Secondly, the other point they made is that their investigation showed this notion of a moderate force just was a fiction, was just a fantasy, that most of the Free Syrian Army, by the summer, by mid-2013, were in some sort of an understanding with al-Nusra, or, as you put it, ISIL, the Islamic State. There was a lot of back-and-forth going—arms going into the Free Syrian Army and other moderates were being peddled, sold, or transferred to the more extremist groups.
And the third major finding was about Turkey. It said we simply have to deal with the problem. The Turkish government, led by Erdogan, was—had opened—basically, his borders were open, arms were flying. I had written about that earlier for the London Review, the rat line. There were arms flying since 2012, covertly, with the CIA’s support and the support of the American government. Arms were coming from Tripoli and other places in Benghazi, in Libya, going into Turkey and then being moved across the line. And another interesting point is that a lot of Chinese dissidents, the Uyghurs, the Muslim Chinese that are being pretty much hounded by the Chinese, were also—another rat line existed. They were coming from China into Kazakhstan, into Turkey and into Syria. So, this was a serious finding.

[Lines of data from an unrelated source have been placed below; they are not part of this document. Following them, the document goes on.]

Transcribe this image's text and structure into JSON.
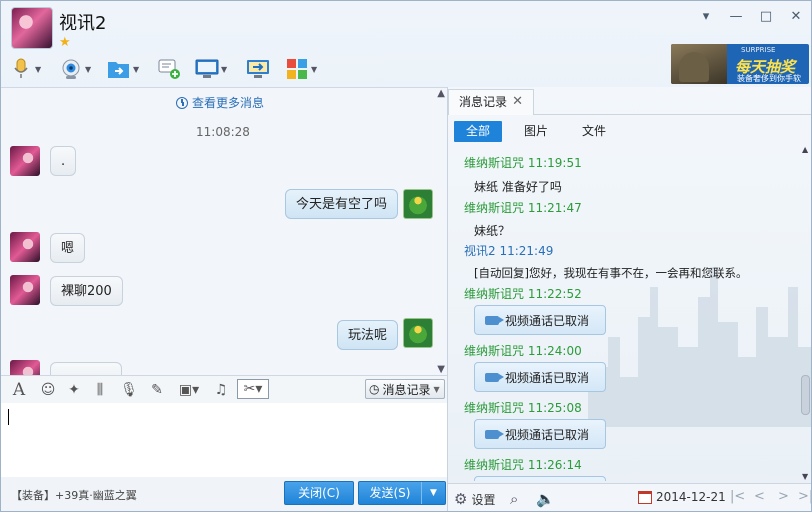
{
  "contact": {
    "name": "视讯2"
  },
  "window_controls": {
    "menu": "▾",
    "minimize": "—",
    "maximize": "□",
    "close": "✕"
  },
  "ad": {
    "logo": "SURPRISE",
    "main": "每天抽奖",
    "sub": "装备奢侈到你手软"
  },
  "chat": {
    "more_link": "查看更多消息",
    "timestamp": "11:08:28",
    "messages": [
      {
        "from": "them",
        "text": "."
      },
      {
        "from": "me",
        "text": "今天是有空了吗"
      },
      {
        "from": "them",
        "text": "嗯"
      },
      {
        "from": "them",
        "text": "裸聊200"
      },
      {
        "from": "me",
        "text": "玩法呢"
      }
    ]
  },
  "input_toolbar": {
    "history_label": "消息记录"
  },
  "bottom": {
    "signature": "【装备】+39真·幽蓝之翼",
    "close_label": "关闭(C)",
    "send_label": "发送(S)"
  },
  "history_panel": {
    "tab_label": "消息记录",
    "filters": [
      "全部",
      "图片",
      "文件"
    ],
    "records": [
      {
        "sender": "维纳斯诅咒",
        "time": "11:19:51",
        "text": "妹纸 准备好了吗",
        "type": "text",
        "color": "green"
      },
      {
        "sender": "维纳斯诅咒",
        "time": "11:21:47",
        "text": "妹纸？",
        "type": "text",
        "color": "green"
      },
      {
        "sender": "视讯2",
        "time": "11:21:49",
        "text": "[自动回复]您好，我现在有事不在，一会再和您联系。",
        "type": "text",
        "color": "blue"
      },
      {
        "sender": "维纳斯诅咒",
        "time": "11:22:52",
        "text": "视频通话已取消",
        "type": "call",
        "color": "green"
      },
      {
        "sender": "维纳斯诅咒",
        "time": "11:24:00",
        "text": "视频通话已取消",
        "type": "call",
        "color": "green"
      },
      {
        "sender": "维纳斯诅咒",
        "time": "11:25:08",
        "text": "视频通话已取消",
        "type": "call",
        "color": "green"
      },
      {
        "sender": "维纳斯诅咒",
        "time": "11:26:14",
        "text": "",
        "type": "call",
        "color": "green"
      }
    ],
    "footer": {
      "settings_label": "设置",
      "date": "2014-12-21"
    }
  },
  "colors": {
    "accent": "#1e83d9",
    "green_sender": "#2c9b3a",
    "blue_sender": "#2a6fb8"
  }
}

It was not the first time some of these points had been raised. And there was simply no echo. Once you pass this stuff on to the White House or into the other agencies—the Defense Department does this routinely. These are very highly secret. This study was composed of overhead satellite intelligence, human intelligence, etc., very compartmentalized stuff. But it did go to the State Department and to a lot of offices in the White House and National Security Council. No response, no change in policy.

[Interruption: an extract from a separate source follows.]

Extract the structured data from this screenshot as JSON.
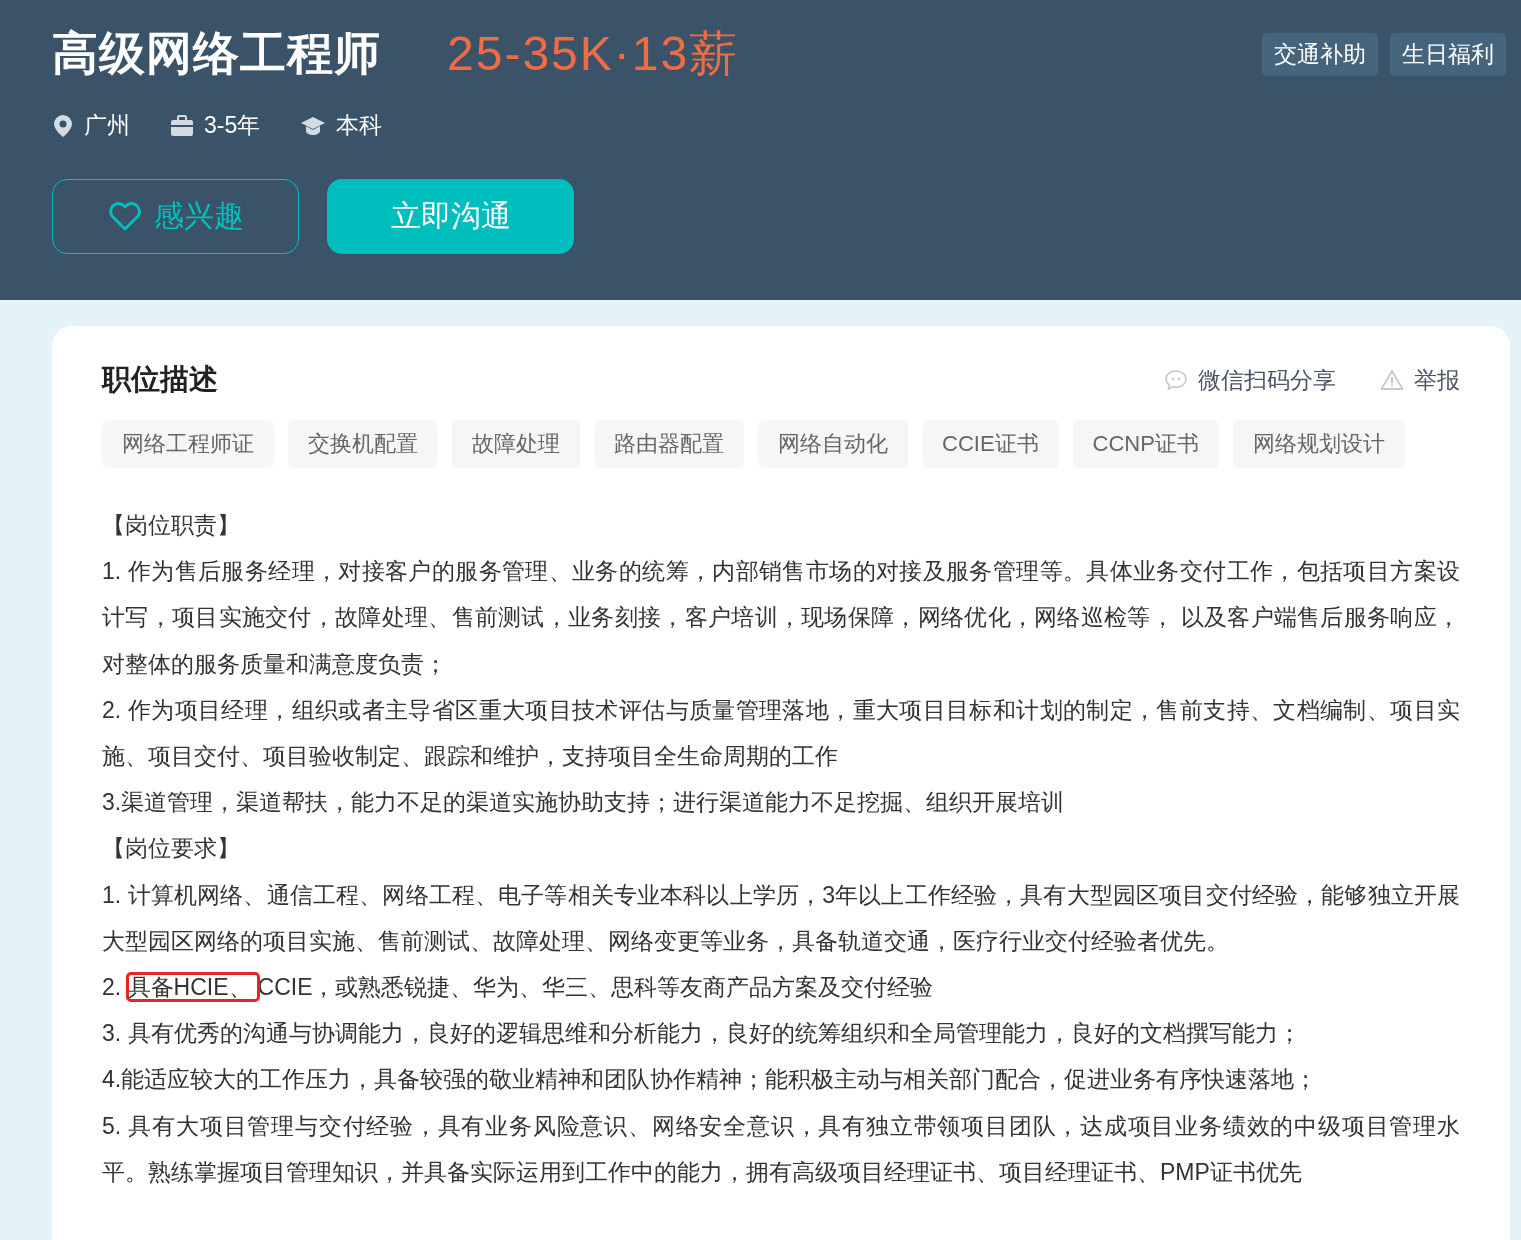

So, at this point, as I wrote, the Joint Chiefs, then headed by an Army general named Dempsey, Martin Dempsey, who has since retired, decided that they had—that there was a chance to do something about it without directly contravening the policy. And that was simply that we were aware that Germany, the German intelligence service, the German General Staff, had been involved pretty closely with Bashar in terms of funneling intelligence. Russia—and it’s— a lot of people will find this surprising, but the United States military, the military has had a very solid relationship with the leadership of the Russian military since the fall of the Soviet Union in '91. And General Dempsey, in particular, had a one-on-one relationship with the general who now runs the military for the Soviet Union. And so, we knew the Russians and the Israelis were also involved in some back-channel conversation with Syria, with the idea being Israel, sort of very on the margin on this, understood that if Bashar went, what comes next would not be healthy for Israel. They share a border with Syria, and you don't want Islamic State or al-Nusra or any of those groups to be that close to the Israelis. It would be a national security threat for them.
So there was a lot of people, a lot of other services communicating, and so what the Joint Chiefs did is they began to pass along some of this very good strategic intelligence and technical intelligence we have—where the bad guys are, you can put it; what they might be thinking; what information we had. That was passed not directly to Assad, but it was passed to the Germans, to the Russians, through the Israelis, etc. The exact process is, of course, way beyond my ken, but there was no question that was a transmission point. The point being that there was no direct contact, but the information certainly got to him, and it certainly had an impact on Saddam’s—the Syrian army’s ability to improve its position by the end of the year, 2013.